Quando il dramma diventa scultura.

Testo e fotografia di Vincenzo Battista.

Una furia iconoclasta, una modellazione spinta in avanti tanto da creare un caso, un mistero, un enigma nella seconda ondata del Rinascimento, tra il 1463 e il 1490. Ospitato a Bologna nella chiesa di Santa Maria della Vita, autore Niccolò dell’Arca, il gruppo di terracotta del Compianto sul Cristo Morto, in abiti rinascimentali, eleva la plastica drammaticità della scultura, la figurazione a principi comunicativi che nemmeno Donatello, uno dei tre sigilli del Rinascimento, aveva mai concepito fino a quel tempo. Pathos, strazio del dolore, gesti drammatici e poi i volti, le vesti che si aprono dal vento impetuoso. Le sette figure a grandezza naturale non occupano solo lo spazio espositivo, ma “urlano” il dolore che solo la scultura a tutto tondo può rappresentare.
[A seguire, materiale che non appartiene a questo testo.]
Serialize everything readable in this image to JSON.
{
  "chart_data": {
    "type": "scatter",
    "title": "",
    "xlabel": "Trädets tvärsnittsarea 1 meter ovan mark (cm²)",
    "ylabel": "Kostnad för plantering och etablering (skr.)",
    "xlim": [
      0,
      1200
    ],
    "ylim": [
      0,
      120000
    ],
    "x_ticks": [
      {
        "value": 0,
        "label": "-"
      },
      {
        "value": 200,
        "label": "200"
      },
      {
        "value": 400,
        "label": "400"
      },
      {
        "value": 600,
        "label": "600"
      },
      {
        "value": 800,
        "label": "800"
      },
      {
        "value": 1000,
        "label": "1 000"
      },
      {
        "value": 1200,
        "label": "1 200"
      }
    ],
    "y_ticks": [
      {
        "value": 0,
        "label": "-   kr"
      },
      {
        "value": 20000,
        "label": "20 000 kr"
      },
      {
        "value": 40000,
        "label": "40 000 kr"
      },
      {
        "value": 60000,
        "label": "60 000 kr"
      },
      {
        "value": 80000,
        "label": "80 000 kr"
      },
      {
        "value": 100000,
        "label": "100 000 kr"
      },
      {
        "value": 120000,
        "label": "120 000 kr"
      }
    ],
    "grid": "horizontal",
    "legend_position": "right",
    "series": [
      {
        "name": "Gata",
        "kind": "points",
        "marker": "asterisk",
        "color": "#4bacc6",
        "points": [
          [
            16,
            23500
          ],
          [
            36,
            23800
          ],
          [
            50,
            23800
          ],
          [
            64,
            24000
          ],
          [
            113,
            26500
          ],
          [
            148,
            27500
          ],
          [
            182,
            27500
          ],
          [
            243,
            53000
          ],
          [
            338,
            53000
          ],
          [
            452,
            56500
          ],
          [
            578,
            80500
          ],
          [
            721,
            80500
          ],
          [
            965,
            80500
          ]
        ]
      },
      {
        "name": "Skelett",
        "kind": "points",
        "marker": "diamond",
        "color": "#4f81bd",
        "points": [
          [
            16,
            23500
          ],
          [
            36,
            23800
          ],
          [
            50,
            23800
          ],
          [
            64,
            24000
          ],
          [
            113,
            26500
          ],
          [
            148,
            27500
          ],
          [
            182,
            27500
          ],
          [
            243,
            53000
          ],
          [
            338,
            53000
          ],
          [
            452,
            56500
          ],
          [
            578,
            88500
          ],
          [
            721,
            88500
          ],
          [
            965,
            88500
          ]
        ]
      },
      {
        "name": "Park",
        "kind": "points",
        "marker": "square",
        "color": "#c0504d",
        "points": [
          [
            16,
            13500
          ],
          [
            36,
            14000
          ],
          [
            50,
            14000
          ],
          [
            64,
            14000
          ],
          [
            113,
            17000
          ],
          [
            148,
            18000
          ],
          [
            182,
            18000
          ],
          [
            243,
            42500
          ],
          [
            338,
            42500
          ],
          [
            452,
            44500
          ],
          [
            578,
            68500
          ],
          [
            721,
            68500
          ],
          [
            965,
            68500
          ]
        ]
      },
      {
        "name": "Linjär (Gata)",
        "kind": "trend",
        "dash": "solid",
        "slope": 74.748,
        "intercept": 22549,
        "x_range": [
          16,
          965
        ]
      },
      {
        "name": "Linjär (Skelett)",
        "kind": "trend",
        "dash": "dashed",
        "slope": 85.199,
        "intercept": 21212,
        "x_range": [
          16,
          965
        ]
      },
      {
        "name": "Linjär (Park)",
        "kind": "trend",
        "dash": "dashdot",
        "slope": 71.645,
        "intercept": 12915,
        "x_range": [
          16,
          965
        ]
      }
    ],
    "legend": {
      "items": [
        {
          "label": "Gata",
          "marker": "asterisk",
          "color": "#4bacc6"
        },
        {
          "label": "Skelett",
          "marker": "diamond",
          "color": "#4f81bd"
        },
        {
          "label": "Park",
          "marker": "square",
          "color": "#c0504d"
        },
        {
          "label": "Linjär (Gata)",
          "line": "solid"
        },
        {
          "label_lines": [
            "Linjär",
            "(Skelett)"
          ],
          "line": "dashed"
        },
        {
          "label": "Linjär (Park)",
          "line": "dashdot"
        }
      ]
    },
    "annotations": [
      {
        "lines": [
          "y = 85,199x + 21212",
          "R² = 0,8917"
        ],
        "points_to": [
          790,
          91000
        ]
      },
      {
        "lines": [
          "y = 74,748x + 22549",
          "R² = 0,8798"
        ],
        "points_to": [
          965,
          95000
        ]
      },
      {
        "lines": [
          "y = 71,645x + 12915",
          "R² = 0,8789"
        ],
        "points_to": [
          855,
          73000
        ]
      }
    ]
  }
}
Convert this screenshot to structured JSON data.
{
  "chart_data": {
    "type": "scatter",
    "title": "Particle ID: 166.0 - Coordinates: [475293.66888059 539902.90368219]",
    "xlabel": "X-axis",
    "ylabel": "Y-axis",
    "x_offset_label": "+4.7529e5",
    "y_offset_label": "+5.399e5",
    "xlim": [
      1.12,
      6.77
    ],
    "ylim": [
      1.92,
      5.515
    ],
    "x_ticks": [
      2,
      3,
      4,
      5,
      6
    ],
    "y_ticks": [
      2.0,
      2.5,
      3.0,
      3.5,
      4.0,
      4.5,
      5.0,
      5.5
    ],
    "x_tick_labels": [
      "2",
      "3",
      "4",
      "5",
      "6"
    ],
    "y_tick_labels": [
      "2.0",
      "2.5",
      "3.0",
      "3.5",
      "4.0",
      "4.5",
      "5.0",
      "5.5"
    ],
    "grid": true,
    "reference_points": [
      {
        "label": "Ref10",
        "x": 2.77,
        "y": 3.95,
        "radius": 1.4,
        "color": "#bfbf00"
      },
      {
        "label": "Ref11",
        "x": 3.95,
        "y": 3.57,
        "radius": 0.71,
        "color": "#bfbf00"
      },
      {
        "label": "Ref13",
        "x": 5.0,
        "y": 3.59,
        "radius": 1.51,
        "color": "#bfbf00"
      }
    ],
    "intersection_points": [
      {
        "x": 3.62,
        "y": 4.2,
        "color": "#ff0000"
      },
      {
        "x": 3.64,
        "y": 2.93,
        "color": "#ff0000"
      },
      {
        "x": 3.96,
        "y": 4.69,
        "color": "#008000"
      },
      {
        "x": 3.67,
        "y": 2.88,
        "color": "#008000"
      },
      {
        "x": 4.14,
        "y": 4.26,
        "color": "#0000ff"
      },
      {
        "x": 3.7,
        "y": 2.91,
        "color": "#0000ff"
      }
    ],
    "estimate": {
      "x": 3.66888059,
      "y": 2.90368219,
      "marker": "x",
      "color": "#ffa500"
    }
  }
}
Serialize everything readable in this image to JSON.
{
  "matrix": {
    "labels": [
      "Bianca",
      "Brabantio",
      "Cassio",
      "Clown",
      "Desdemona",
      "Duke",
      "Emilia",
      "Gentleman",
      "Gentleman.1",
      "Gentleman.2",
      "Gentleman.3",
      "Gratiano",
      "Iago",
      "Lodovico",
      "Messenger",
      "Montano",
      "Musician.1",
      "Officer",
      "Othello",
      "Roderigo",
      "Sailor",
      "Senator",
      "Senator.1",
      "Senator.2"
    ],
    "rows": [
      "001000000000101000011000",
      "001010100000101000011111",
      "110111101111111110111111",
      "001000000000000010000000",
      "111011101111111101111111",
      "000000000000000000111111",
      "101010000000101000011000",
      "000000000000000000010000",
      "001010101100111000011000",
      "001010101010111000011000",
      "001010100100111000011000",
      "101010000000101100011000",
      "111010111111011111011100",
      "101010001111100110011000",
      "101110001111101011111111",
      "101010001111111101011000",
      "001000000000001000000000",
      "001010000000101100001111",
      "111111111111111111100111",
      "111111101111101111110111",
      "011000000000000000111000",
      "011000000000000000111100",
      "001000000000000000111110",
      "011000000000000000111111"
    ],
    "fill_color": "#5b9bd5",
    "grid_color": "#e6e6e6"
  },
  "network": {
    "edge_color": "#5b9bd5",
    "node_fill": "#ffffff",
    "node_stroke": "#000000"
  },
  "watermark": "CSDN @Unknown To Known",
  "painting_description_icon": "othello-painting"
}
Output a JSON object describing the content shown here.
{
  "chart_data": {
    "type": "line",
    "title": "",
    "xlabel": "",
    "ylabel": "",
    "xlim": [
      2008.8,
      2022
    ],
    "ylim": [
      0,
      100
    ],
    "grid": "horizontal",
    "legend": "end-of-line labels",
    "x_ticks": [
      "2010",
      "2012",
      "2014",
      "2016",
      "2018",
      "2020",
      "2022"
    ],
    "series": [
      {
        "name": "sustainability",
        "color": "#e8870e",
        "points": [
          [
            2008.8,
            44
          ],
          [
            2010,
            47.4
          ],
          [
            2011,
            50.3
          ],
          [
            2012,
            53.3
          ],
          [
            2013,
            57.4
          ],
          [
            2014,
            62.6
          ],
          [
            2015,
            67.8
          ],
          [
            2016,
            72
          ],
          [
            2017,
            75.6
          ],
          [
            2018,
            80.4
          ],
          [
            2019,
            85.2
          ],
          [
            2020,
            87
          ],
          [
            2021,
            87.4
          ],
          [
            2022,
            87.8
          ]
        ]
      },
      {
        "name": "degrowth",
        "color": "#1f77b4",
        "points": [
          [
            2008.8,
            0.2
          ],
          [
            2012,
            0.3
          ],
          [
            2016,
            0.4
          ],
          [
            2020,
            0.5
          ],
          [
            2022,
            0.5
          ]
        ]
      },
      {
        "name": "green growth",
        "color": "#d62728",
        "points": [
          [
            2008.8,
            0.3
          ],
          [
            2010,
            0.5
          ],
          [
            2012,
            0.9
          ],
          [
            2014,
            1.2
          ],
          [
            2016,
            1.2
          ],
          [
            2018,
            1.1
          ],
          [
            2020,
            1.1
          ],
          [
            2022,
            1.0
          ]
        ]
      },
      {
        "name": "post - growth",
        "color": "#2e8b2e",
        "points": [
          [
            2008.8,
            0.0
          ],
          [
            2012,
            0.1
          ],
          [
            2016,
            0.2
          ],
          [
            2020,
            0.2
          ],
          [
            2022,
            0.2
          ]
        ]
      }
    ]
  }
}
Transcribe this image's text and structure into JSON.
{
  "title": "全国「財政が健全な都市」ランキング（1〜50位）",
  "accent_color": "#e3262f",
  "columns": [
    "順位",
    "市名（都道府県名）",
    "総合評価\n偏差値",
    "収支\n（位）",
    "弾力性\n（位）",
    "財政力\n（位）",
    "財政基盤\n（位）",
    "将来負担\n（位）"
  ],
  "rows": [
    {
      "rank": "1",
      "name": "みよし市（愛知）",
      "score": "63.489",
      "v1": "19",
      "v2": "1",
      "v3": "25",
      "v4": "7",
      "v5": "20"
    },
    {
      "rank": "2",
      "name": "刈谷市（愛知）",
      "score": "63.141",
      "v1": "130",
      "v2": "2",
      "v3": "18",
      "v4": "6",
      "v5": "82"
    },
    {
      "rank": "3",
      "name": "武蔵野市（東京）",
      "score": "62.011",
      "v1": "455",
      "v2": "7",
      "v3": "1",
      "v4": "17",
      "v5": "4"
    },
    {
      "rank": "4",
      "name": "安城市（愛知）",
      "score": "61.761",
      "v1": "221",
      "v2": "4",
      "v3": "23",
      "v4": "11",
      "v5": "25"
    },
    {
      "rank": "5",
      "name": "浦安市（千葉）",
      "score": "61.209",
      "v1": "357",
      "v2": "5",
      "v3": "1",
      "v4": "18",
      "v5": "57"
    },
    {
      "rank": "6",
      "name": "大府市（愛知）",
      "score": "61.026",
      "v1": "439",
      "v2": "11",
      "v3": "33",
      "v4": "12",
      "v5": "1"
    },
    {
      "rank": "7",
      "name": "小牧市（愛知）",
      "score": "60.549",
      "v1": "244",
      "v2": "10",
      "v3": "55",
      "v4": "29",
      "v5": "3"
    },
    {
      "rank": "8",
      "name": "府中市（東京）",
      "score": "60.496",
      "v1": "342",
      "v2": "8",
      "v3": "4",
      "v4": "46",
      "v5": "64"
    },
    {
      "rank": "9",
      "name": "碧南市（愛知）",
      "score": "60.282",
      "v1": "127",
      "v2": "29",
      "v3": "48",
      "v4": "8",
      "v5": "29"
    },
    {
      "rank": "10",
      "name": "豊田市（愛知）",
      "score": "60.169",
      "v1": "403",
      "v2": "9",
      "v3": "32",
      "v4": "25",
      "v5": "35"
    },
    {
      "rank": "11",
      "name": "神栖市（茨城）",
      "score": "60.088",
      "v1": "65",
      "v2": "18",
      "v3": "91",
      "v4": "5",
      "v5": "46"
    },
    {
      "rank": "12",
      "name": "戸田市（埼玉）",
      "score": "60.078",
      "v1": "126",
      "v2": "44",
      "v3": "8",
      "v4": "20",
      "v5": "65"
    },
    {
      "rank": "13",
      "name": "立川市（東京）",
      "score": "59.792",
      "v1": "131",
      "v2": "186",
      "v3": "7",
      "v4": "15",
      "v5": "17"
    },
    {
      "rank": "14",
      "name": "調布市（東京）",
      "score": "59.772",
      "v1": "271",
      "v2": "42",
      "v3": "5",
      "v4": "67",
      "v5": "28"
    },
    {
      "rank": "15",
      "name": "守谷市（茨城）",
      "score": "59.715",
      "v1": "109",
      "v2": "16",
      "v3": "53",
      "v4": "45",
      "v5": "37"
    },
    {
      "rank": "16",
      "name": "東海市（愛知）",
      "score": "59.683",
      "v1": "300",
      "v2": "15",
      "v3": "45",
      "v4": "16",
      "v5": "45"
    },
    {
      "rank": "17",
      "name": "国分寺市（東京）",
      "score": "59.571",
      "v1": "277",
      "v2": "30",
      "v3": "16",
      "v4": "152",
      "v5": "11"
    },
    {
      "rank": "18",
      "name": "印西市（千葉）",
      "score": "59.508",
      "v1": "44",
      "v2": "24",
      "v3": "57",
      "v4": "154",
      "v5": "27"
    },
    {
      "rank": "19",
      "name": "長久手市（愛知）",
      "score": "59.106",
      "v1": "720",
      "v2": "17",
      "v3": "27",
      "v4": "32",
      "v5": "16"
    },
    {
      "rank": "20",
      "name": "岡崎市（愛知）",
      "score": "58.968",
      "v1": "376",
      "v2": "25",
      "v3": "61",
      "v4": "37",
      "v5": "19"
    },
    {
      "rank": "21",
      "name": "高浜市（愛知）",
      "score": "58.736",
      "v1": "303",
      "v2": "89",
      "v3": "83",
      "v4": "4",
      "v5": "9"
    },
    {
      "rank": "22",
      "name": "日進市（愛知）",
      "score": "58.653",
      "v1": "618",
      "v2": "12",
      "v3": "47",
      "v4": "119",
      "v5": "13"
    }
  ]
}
E infine D’Annunzio, un testimone.

“Le Marie intorno sembrano infuriate dal dolore – Dolore furiale. Una verso il capo – a sinistra – tende la mano aperta come per non vedere il volto del cadavere e il grido e il pianto e il singulto contraggono il suo viso, corrugano la sua fronte, il suo mento, la sua gola. L’altra con le mani tessute insieme, con i cubiti in fuori, ammantata piange disperatamente. L’altra tiene le mani su le cosce col ventre in dentro e ulula”.  Settembre  1906, Gabriele D’Annunzio.